Хорошо было. А потом они с казачкой стали цапаться. Началось из-за кореянки. Кореянка Ленку очень занимала. Тихонькая такая, молчаливая, трудолюбивая, чего-то себе думает. Как гости придут, книжку отложит, сидит слушает, но слова не скажет. Про все слушает, все ей интересно, а в ответ ничего. Вот Ленка и решила кореянку расшевелить.
– Слушай, а вас что, заставляют, что ли, значки с Ким Ир Сеном носить?
– Ким Ир Сен – наша великая вождь и учитель.

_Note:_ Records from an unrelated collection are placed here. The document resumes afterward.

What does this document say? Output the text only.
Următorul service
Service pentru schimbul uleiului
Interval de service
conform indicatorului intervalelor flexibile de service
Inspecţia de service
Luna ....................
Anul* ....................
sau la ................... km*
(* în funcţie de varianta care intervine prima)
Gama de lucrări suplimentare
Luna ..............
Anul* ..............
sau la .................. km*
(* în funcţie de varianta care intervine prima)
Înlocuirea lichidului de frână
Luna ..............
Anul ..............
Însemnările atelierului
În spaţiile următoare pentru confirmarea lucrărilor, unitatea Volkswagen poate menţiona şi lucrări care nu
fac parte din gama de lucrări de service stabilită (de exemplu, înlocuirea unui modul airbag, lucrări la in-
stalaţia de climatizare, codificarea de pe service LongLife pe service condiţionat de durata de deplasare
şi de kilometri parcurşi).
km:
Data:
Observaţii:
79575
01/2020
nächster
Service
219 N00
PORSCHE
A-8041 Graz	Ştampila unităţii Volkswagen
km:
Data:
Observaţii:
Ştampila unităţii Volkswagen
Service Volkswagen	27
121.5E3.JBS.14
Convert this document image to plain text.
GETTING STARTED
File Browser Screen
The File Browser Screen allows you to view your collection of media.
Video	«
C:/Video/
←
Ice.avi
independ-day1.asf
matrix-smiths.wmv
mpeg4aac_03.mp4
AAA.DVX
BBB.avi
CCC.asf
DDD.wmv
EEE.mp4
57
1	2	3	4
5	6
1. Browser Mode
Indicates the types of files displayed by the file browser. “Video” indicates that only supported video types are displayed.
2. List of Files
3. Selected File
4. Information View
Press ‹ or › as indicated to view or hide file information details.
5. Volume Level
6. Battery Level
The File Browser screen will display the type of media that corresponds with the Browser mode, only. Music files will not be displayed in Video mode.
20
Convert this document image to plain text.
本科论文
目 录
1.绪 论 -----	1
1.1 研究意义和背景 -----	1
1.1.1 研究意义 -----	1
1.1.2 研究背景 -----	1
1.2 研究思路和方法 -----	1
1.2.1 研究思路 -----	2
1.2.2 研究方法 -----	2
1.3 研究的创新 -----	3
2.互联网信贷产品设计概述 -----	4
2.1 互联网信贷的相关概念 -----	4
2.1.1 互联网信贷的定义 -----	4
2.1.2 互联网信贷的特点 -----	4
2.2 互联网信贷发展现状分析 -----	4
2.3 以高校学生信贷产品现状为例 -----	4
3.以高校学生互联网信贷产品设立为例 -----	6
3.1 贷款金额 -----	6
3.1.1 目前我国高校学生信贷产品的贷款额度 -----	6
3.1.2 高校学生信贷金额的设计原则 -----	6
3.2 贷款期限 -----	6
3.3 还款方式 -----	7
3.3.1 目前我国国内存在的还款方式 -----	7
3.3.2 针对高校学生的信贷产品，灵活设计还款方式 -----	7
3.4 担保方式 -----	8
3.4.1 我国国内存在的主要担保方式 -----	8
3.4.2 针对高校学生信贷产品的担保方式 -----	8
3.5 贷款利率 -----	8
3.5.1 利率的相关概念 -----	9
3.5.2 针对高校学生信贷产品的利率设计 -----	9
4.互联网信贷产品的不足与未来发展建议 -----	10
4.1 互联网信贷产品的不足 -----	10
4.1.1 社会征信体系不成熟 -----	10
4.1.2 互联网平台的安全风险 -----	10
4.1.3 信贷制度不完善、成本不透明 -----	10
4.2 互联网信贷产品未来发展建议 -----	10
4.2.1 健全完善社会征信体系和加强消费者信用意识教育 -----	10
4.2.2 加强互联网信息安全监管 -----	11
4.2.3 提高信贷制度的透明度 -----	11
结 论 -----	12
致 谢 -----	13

– Ну и что? Подумаешь, вождь и учитель. А своя-то голова есть?
Кореянка промолчала.
– Ну хорошо. – Ленка решила подойти с другого бока. – А вдруг он в чем-то не прав.
– Ким Ир Сен все знает.
«Нет, это просто дурман какой-то, – подумала она. – Хуже Сталина». И принялась рассказывать кореянке про культ личности и что из него получилось.
Вот за это казачка Галя ее и отругала.
– Дура, – шипела казачка на кухне, размешивая все тот же борщ, – кто тебя просит соваться в это дело? Кто дал тебе право вмешиваться в то, в чем ты ни хрена не понимаешь? А если она тебя послушает, ты представляешь, что они с ней сделают? И вообще не нравится мне твоя инфантильность, взрослая уже девица, а ведешь себя хуже семиклассницы.
– Значит, в ее нельзя, а в мою можно вмешиваться? В моей жизни ты много смыслишь? Ну-ну, в-в общем, т-так, – заикаясь, сказала Ленка, – ес-сли я т-тебя ч-чем-то н-не устраиваю, то п-пожалуйста, я м-могу и уйти.
Казачка секунду помолчала, подумывая, что ответить, и этого Ленке показалось достаточным, чтобы хлопнуть дверью. Галя догнала ее у лифта, привела обратно в комнату, но былой дружбы уже не было, как ни старались обе сделать вид, будто ничего не произошло. Хоть и была Ленка отходчивой, но обиду затаила. Да и не в кореянке дело, ничего казачка про Ленину историю с отцом не знала, а вроде как давала понять, что загостилась ты, подруга, пора тебе до дому. Через несколько дней к ним неожиданно нагрянул комендант, и произошло то, что должно было рано или поздно произойти, – Ленку выселили.
А все потому, что упрямая была. Так складывалось, что надо было послушаться судьбу и вертаться домой, но она все норовила ускользнуть и ускользнула себе на горе.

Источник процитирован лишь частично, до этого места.